"God save me from forceful women", says DS Joe Ashworth at one point. This throwaway remark catches the essence of the book.
The story revolves around three women who are camped out in an isolated cottage whilst they carry out an environmental survey on the site of a proposed quarry. It opens with the suicide of a fourth woman, Bella. The official explanation is that Bella was unable to cope with the strain of caring for her sick husband. Her friend Rachel isn't convinced - Bella was a strong woman - and sets out to investigate.

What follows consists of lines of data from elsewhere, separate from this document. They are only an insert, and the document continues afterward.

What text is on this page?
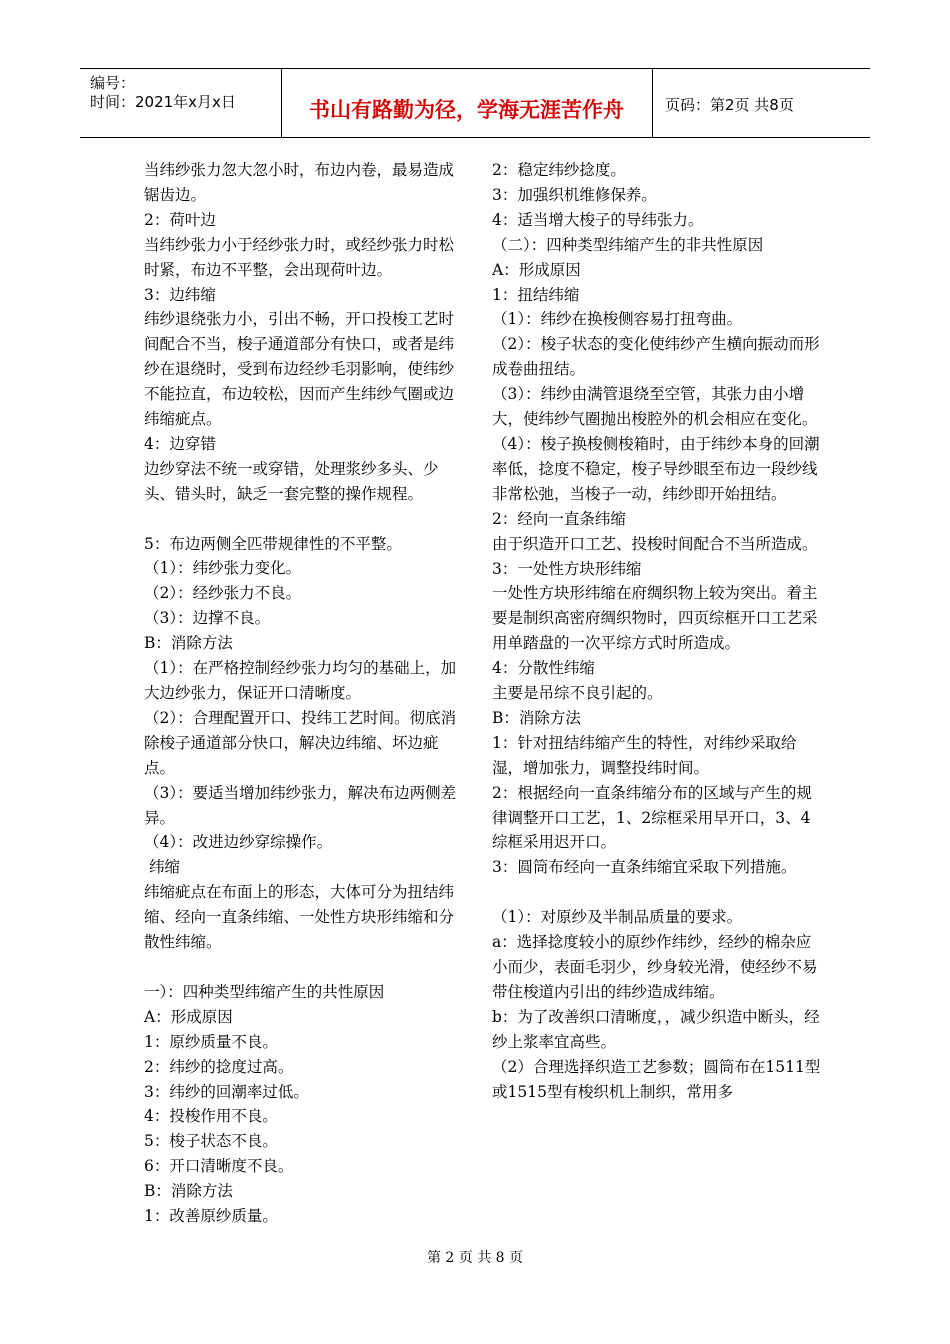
编号：
时间：2021年x月x日	书山有路勤为径，学海无涯苦作舟	页码：第2页 共8页

当纬纱张力忽大忽小时，布边内卷，最易造成锯齿边。

2：荷叶边

当纬纱张力小于经纱张力时，或经纱张力时松时紧，布边不平整，会出现荷叶边。

3：边纬缩

纬纱退绕张力小，引出不畅，开口投梭工艺时间配合不当，梭子通道部分有快口，或者是纬纱在退绕时，受到布边经纱毛羽影响，使纬纱不能拉直，布边较松，因而产生纬纱气圈或边纬缩疵点。

4：边穿错

边纱穿法不统一或穿错，处理浆纱多头、少头、错头时，缺乏一套完整的操作规程。

5：布边两侧全匹带规律性的不平整。

（1）：纬纱张力变化。

（2）：经纱张力不良。

（3）：边撑不良。

B：消除方法

（1）：在严格控制经纱张力均匀的基础上，加大边纱张力，保证开口清晰度。

（2）：合理配置开口、投纬工艺时间。彻底消除梭子通道部分快口，解决边纬缩、坏边疵点。

（3）：要适当增加纬纱张力，解决布边两侧差异。

（4）：改进边纱穿综操作。

纬缩

纬缩疵点在布面上的形态，大体可分为扭结纬缩、经向一直条纬缩、一处性方块形纬缩和分散性纬缩。

一）：四种类型纬缩产生的共性原因

A：形成原因

1：原纱质量不良。

2：纬纱的捻度过高。

3：纬纱的回潮率过低。

4：投梭作用不良。

5：梭子状态不良。

6：开口清晰度不良。

B：消除方法

1：改善原纱质量。

2：稳定纬纱捻度。

3：加强织机维修保养。

4：适当增大梭子的导纬张力。

（二）：四种类型纬缩产生的非共性原因

A：形成原因

1：扭结纬缩

（1）：纬纱在换梭侧容易打扭弯曲。

（2）：梭子状态的变化使纬纱产生横向振动而形成卷曲扭结。

（3）：纬纱由满管退绕至空管，其张力由小增大，使纬纱气圈抛出梭腔外的机会相应在变化。

（4）：梭子换梭侧梭箱时，由于纬纱本身的回潮率低，捻度不稳定，梭子导纱眼至布边一段纱线非常松弛，当梭子一动，纬纱即开始扭结。

2：经向一直条纬缩

由于织造开口工艺、投梭时间配合不当所造成。

3：一处性方块形纬缩

一处性方块形纬缩在府绸织物上较为突出。着主要是制织高密府绸织物时，四页综框开口工艺采用单踏盘的一次平综方式时所造成。

4：分散性纬缩

主要是吊综不良引起的。

B：消除方法

1：针对扭结纬缩产生的特性，对纬纱采取给湿，增加张力，调整投纬时间。

2：根据经向一直条纬缩分布的区域与产生的规律调整开口工艺，1、2综框采用早开口，3、4综框采用迟开口。

3：圆筒布经向一直条纬缩宜采取下列措施。

（1）：对原纱及半制品质量的要求。

a：选择捻度较小的原纱作纬纱，经纱的棉杂应小而少，表面毛羽少，纱身较光滑，使经纱不易带住梭道内引出的纬纱造成纬缩。

b：为了改善织口清晰度，，减少织造中断头，经纱上浆率宜高些。

（2）合理选择织造工艺参数；圆筒布在1511型或1515型有梭织机上制织，常用多

第 2 页 共 8 页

Suicide isn't a police matter and so, although this is badged as "A Vera Stanhope Novel", the formidable Detective Inspector doesn't enter the story properly until half way through, after the first murder. Is this linked to the quarry development or the victim's past?
As "The Crow Trap" progresses, we learn how the past and present experiences of the women whose lives (and deaths) have somehow become interlinked with the cottage and the surrounding countryside. The excellently crafted and largely plausible plot reminded me at times of Barbara Vine (Ruth Rendell), although Cleeves is less psychologically disturbing and I thought that the final piece in the jigsaw was a bit contrived.
Cleeves doesn't go in for long descriptive passages, but evokes a scene or a character through in a few well-chosen appeals to all the senses; the colour of a curtain or the texture of a face. She also makes extensive use of dialogue, reflecting DI Stanhope's philosophy that crimes are as likely to be solved by listening to gossip as by forensic analysis.
"The Crow Trap" isn't in the first division of detective literature but it's a good page turner that invites you to form your own theories and keeps you guessing until the very end. Vera Stanhope is a wonderful character and I'm looking forward to seeing how she develops in later novels.